Le patronat, dont les CHSCT étaient devenus la bête noire, évacue aussi cette question lorsqu’il propose en catimini un nouvel accord interprofessionnel sur la gouvernance de la branche accidents du travail /maladies professionnelles en omettant ce qui en constitue le cœur, le travail de prévention en entreprise. Ce sont pourtant ces élus, ancrés dans la réalité du travail concret, porteurs des savoirs professionnels et experts en santé au travail, réalisant inspections et enquêtes, qui rendent visibles les risques professionnels. Ils sont missionnés par la Constitution française pour assurer l’intervention de leurs collègues sur l’organisation du travail et pousser les employeurs à respecter leur obligation générale de sécurité envers leurs salariés dans le cadre du lien de subordination du contrat de travail.
Au-delà, force est de constater que pour les acteurs institutionnels agissant sur les risques professionnels, la situation n’est pas meilleure. Il existe une pénurie majeure de médecins du travail. On a pu noter aussi l’effet dévastateur de la réduction du nombre d’inspecteurs du travail, porteurs du pouvoir régalien de l’Etat en matière de santé au travail à travers de multiples réglementations. Mais l’action de moins de deux mille inspecteurs du travail sur le terrain ne peut exister qu’à travers la vigilance des 500 000 élus du personnel dans les CSE.
Redonner du pouvoir d’agir aux élus du personnel
Le constat est maintenant partagé après quatre années de disparition des CHSCT, les nouveaux CSE n’ont pas été en mesure d’assurer leurs missions dans ce domaine. Il aurait fallu aux élus, durant la même réunion, revendiquer en mobilisant les salariés, assurer le contrôle des décisions économiques de l’entreprise en se mettant en position de surplomb, puis se placer en posture de convaincre l’employeur et les autres élus des mesures de sécurité à mettre en œuvre.
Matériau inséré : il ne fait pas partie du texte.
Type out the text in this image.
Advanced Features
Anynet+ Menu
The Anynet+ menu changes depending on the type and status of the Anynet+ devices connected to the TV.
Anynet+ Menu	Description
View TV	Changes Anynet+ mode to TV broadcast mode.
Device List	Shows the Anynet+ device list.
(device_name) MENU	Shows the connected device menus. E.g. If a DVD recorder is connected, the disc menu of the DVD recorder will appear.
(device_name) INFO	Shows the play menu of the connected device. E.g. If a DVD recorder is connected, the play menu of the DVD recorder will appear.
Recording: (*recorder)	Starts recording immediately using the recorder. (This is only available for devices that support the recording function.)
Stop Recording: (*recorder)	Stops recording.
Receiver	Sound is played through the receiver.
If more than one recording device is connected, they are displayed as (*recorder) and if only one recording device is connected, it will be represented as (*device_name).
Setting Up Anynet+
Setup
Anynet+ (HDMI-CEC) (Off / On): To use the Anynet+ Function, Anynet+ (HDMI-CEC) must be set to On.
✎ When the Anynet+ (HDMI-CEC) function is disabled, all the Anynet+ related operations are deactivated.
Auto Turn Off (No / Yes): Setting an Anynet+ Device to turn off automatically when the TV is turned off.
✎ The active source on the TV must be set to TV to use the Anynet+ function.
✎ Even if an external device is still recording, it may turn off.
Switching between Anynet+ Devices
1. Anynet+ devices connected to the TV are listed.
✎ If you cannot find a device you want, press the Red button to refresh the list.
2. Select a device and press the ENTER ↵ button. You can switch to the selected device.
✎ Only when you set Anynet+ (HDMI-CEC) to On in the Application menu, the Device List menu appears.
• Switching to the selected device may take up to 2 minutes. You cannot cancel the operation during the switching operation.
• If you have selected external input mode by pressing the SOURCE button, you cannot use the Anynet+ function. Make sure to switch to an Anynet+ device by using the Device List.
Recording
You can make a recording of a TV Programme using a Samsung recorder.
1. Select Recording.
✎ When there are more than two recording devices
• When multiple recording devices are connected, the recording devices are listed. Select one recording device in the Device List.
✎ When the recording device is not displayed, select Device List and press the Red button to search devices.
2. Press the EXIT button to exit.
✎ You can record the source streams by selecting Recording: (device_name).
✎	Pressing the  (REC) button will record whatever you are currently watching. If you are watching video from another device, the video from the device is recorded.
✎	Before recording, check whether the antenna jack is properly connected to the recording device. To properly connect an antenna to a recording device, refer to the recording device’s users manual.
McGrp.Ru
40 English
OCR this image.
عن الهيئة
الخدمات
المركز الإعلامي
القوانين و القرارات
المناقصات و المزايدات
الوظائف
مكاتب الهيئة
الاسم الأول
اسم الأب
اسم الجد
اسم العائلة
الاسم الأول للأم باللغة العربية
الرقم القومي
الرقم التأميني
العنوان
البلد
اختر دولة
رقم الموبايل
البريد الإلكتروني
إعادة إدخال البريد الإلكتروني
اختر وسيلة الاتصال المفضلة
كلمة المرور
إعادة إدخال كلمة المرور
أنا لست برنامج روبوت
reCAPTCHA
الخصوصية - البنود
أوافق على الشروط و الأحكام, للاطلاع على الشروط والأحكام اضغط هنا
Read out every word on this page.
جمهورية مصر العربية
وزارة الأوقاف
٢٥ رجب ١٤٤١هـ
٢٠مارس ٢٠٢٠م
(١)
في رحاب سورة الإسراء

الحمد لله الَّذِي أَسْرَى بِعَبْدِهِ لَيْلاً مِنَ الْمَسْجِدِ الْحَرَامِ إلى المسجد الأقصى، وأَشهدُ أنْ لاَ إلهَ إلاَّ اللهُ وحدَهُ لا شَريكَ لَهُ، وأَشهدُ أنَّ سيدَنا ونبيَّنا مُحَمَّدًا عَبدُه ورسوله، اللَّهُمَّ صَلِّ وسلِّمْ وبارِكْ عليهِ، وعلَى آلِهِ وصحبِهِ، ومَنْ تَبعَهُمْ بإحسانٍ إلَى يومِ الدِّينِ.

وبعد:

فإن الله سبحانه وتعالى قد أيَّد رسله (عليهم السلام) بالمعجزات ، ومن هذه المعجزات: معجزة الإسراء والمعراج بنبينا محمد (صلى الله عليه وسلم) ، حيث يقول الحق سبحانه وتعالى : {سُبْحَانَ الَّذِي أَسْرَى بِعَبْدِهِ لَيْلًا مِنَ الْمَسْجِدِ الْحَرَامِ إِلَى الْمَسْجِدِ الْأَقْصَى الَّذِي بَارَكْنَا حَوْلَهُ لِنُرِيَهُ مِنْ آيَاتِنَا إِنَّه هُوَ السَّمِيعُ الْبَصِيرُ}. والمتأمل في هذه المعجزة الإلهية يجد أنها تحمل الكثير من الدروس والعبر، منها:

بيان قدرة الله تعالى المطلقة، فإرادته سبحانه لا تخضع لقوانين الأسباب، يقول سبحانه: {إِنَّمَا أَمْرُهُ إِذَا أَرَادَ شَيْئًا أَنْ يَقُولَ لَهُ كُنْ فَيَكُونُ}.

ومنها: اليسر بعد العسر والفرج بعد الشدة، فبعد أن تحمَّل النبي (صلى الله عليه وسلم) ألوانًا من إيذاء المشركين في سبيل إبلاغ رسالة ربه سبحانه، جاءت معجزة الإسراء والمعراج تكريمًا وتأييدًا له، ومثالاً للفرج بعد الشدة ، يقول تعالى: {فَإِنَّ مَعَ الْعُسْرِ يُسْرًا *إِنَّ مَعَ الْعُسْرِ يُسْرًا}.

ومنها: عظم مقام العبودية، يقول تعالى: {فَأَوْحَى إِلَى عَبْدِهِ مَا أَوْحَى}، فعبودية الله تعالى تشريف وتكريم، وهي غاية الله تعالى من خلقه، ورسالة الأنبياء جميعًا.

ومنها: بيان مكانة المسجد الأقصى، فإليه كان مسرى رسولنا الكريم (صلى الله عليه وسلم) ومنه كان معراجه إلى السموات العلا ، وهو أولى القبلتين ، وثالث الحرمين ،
Ils auraient pu se sortir de cette impasse en s’appuyant sur l’instance dédiée mais les commissions santé, sécurité et conditions de travail (CSSCT) sont cantonnées à un rôle croupion puisqu’elles n’ont pas de pouvoir propre : elles n’agissent qu’en conseil auprès des CSE et leur procès-verbal n’a pas de valeur juridique. Lorsqu’un élu alerte sur un Danger grave et imminent, c’est le CSE dans son entier qui décide ou non de saisir l’inspecteur du travail.
La nouvelle loi Travail annoncée par le président Macron, qui semble découvrir qu’il y a un problème majeur de conditions de travail, doit redonner du pouvoir d’agir aux élus du personnel. Cela passe par le retour d’une instance spécifique dédiée à la santé et la sécurité au travail avec des représentants élus, dotée d’une personnalité juridique, clé de voûte de son intervention. De nouveaux pouvoirs contraignants sur l’organisation et les conditions de travail doivent leur être donnés concernant les millions de salariés des entreprises sous-traitantes, myriades de PME sans présence syndicale ou d’élus mais dont l’activité est intimement liée aux grandes entreprises. Leur pouvoir d’agir doit être étendu aux questions environnementales.
Pour un gouvernement qui affiche désormais son engagement pour la prévention des risques professionnels, la recréation de véritables instances de représentations du personnel dotées de pouvoir sur le sujet est le point de départ.